We investigated several 3D convolutional denoising network structures for the clinical task of perfusion-defect detection in SPECT-MPI at a number of successively reduced dose levels. The network structures with skip connections were found to be less sensitive to variations in the number of layers and filters used, and a dose-level specific network achieved higher performances that a “one-size-fits-all” network. It was also found that the optimal structures for denoising of SPECT-MPI images can be less complex than those seen in low-dose CT.

Our evaluation results indicate that the proposed DL structures can achieve substantial noise reduction and lead to improvement in the diagnostic accuracy of low-dose data.
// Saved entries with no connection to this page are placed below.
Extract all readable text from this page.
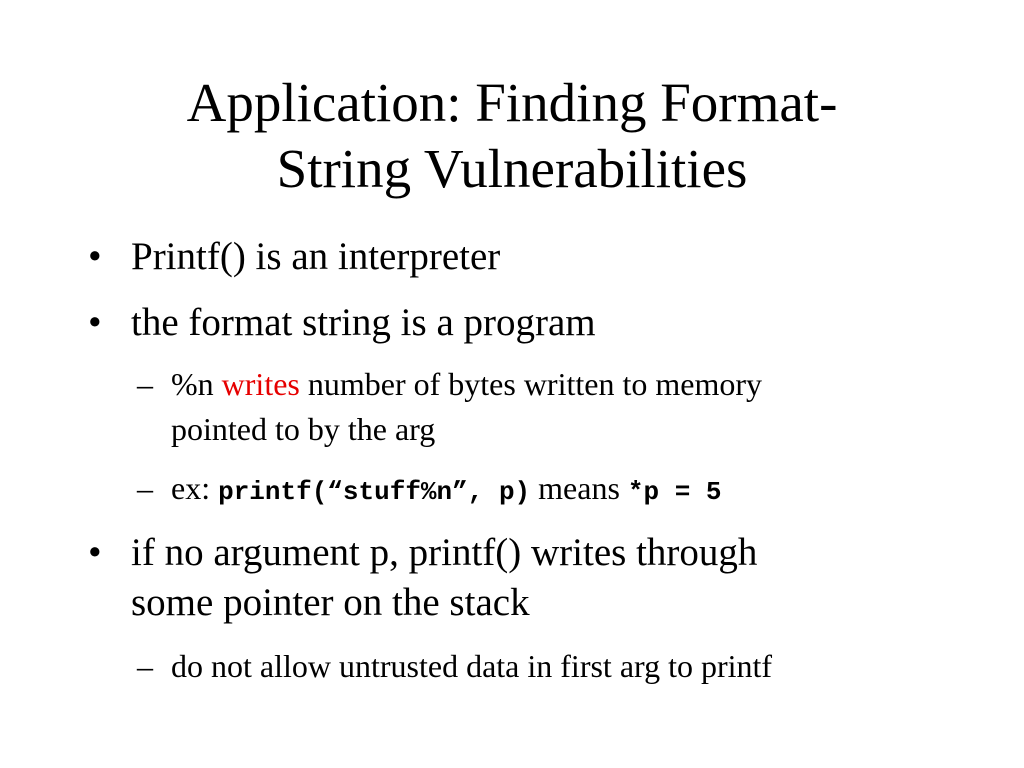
Application: Finding Format-
String Vulnerabilities
• Printf() is an interpreter
• the format string is a program
– %n writes number of bytes written to memory
pointed to by the arg
– ex: printf(“stuff%n”, p) means *p = 5
• if no argument p, printf() writes through
some pointer on the stack
– do not allow untrusted data in first arg to printf
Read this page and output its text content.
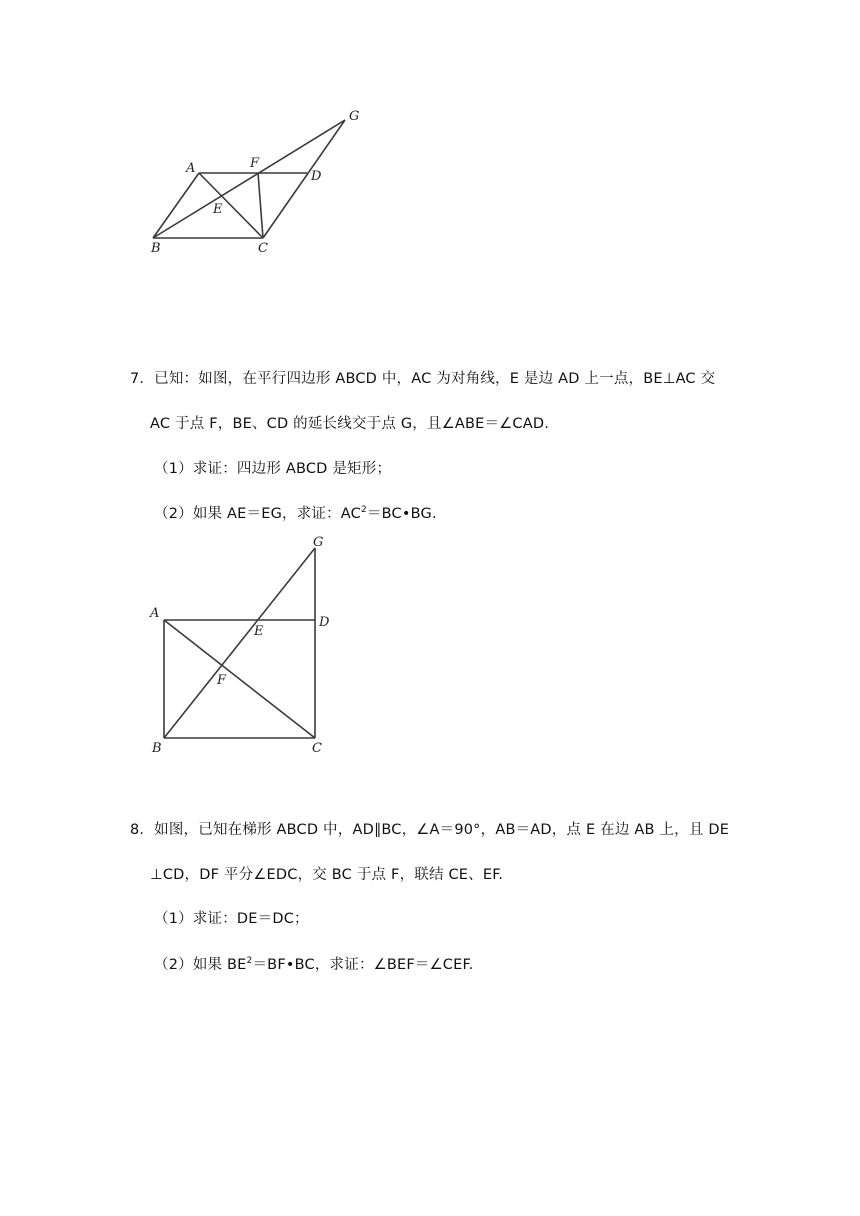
A	F
D
G
E
B	C
7．已知：如图，在平行四边形 ABCD 中，AC 为对角线，E 是边 AD 上一点，BE⊥AC 交
AC 于点 F，BE、CD 的延长线交于点 G，且∠ABE＝∠CAD.
（1）求证：四边形 ABCD 是矩形；
（2）如果 AE＝EG，求证：$AC^2=BC•BG$.
G
A
E
D
F
B	C
8．如图，已知在梯形 ABCD 中，AD∥BC，∠A＝90°，AB＝AD，点 E 在边 AB 上，且 DE
⊥CD，DF 平分∠EDC，交 BC 于点 F，联结 CE、EF.
（1）求证：DE＝DC；
（2）如果 $BE^2=BF•BC$，求证：∠BEF＝∠CEF.
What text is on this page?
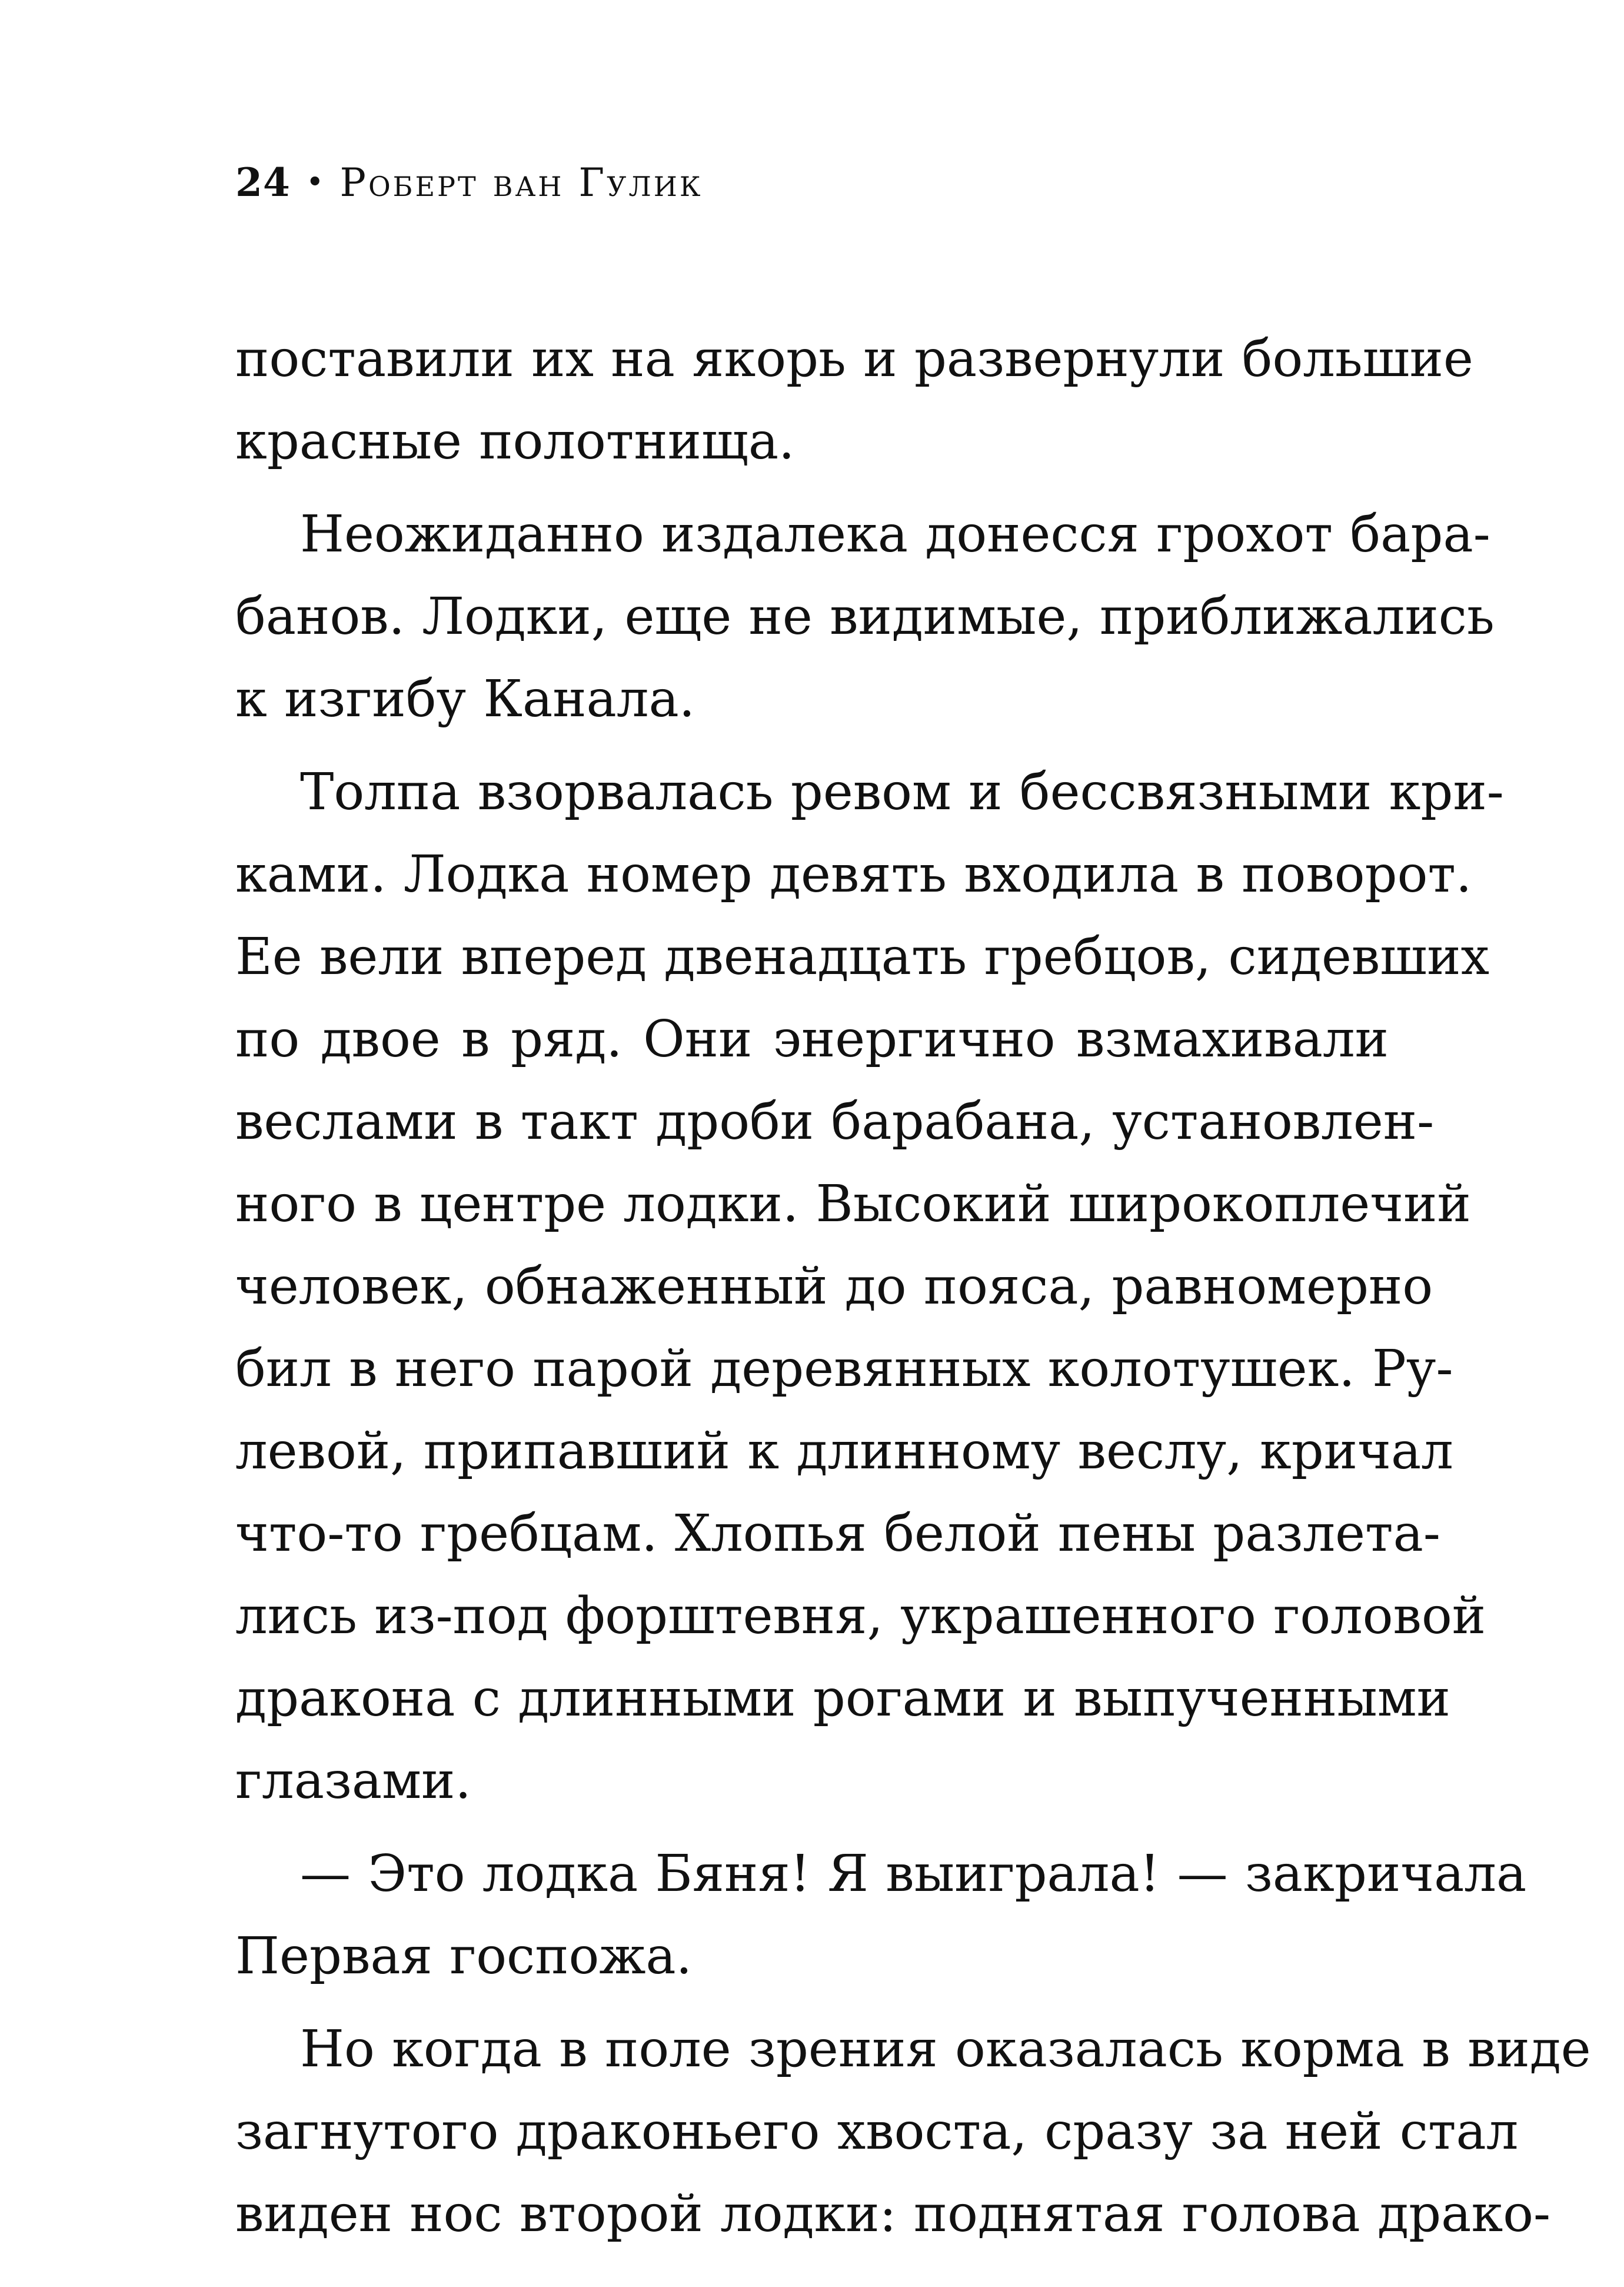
24 • Роберт ван Гулик
поставили их на якорь и развернули большие
красные полотнища.
Неожиданно издалека донесся грохот бара-
банов. Лодки, еще не видимые, приближались
к изгибу Канала.
Толпа взорвалась ревом и бессвязными кри-
ками. Лодка номер девять входила в поворот.
Ее вели вперед двенадцать гребцов, сидевших
по двое в ряд. Они энергично взмахивали
веслами в такт дроби барабана, установлен-
ного в центре лодки. Высокий широкоплечий
человек, обнаженный до пояса, равномерно
бил в него парой деревянных колотушек. Ру-
левой, припавший к длинному веслу, кричал
что-то гребцам. Хлопья белой пены разлета-
лись из-под форштевня, украшенного головой
дракона с длинными рогами и выпученными
глазами.
— Это лодка Бяня! Я выиграла! — закричала
Первая госпожа.
Но когда в поле зрения оказалась корма в виде
загнутого драконьего хвоста, сразу за ней стал
виден нос второй лодки: поднятая голова драко-
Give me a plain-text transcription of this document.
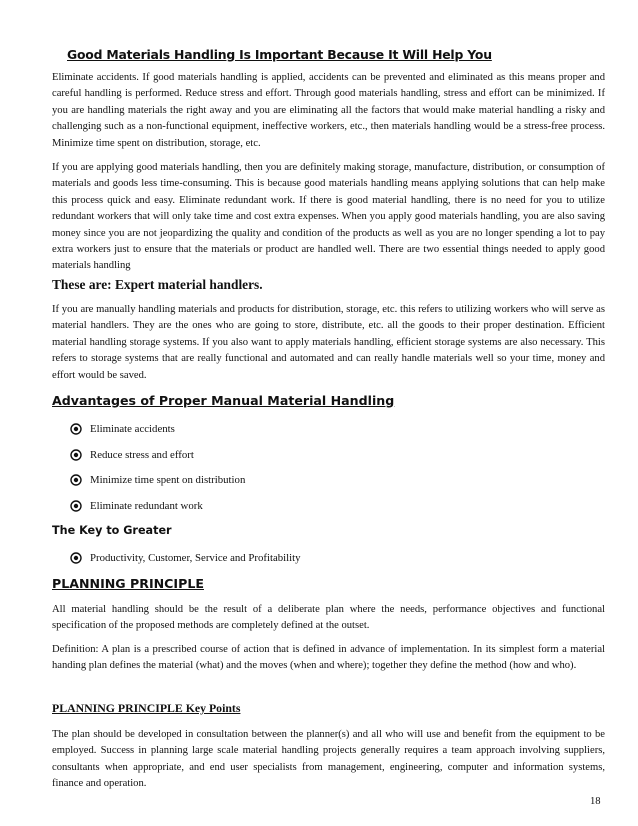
Good Materials Handling Is Important Because It Will Help You

Eliminate accidents. If good materials handling is applied, accidents can be prevented and eliminated as this means proper and careful handling is performed. Reduce stress and effort. Through good materials handling, stress and effort can be minimized. If you are handling materials the right away and you are eliminating all the factors that would make material handling a risky and challenging such as a non-functional equipment, ineffective workers, etc., then materials handling would be a stress-free process. Minimize time spent on distribution, storage, etc.

If you are applying good materials handling, then you are definitely making storage, manufacture, distribution, or consumption of materials and goods less time-consuming. This is because good materials handling means applying solutions that can help make this process quick and easy. Eliminate redundant work. If there is good material handling, there is no need for you to utilize redundant workers that will only take time and cost extra expenses. When you apply good materials handling, you are also saving money since you are not jeopardizing the quality and condition of the products as well as you are no longer spending a lot to pay extra workers just to ensure that the materials or product are handled well. There are two essential things needed to apply good materials handling

These are: Expert material handlers.

If you are manually handling materials and products for distribution, storage, etc. this refers to utilizing workers who will serve as material handlers. They are the ones who are going to store, distribute, etc. all the goods to their proper destination. Efficient material handling storage systems. If you also want to apply materials handling, efficient storage systems are also necessary. This refers to storage systems that are really functional and automated and can really handle materials well so your time, money and effort would be saved.

Advantages of Proper Manual Material Handling
Eliminate accidents
Reduce stress and effort
Minimize time spent on distribution
Eliminate redundant work
The Key to Greater
Productivity, Customer, Service and Profitability
PLANNING PRINCIPLE

All material handling should be the result of a deliberate plan where the needs, performance objectives and functional specification of the proposed methods are completely defined at the outset.

Definition: A plan is a prescribed course of action that is defined in advance of implementation. In its simplest form a material handing plan defines the material (what) and the moves (when and where); together they define the method (how and who).

PLANNING PRINCIPLE Key Points

The plan should be developed in consultation between the planner(s) and all who will use and benefit from the equipment to be employed. Success in planning large scale material handling projects generally requires a team approach involving suppliers, consultants when appropriate, and end user specialists from management, engineering, computer and information systems, finance and operation.

18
In particular, at ½ dose, DL denoising can achieve nearly the same diagnostic accuracy as the full-dose data in both conventional FBP and OSEM reconstruction. These results indicate that the proposed DL approach can allow for further dose reduction when compared to conventional filtering. Encouraged by these results, in the future we plan to conduct a reader study using clinical experts to further validate these results for potential clinical use.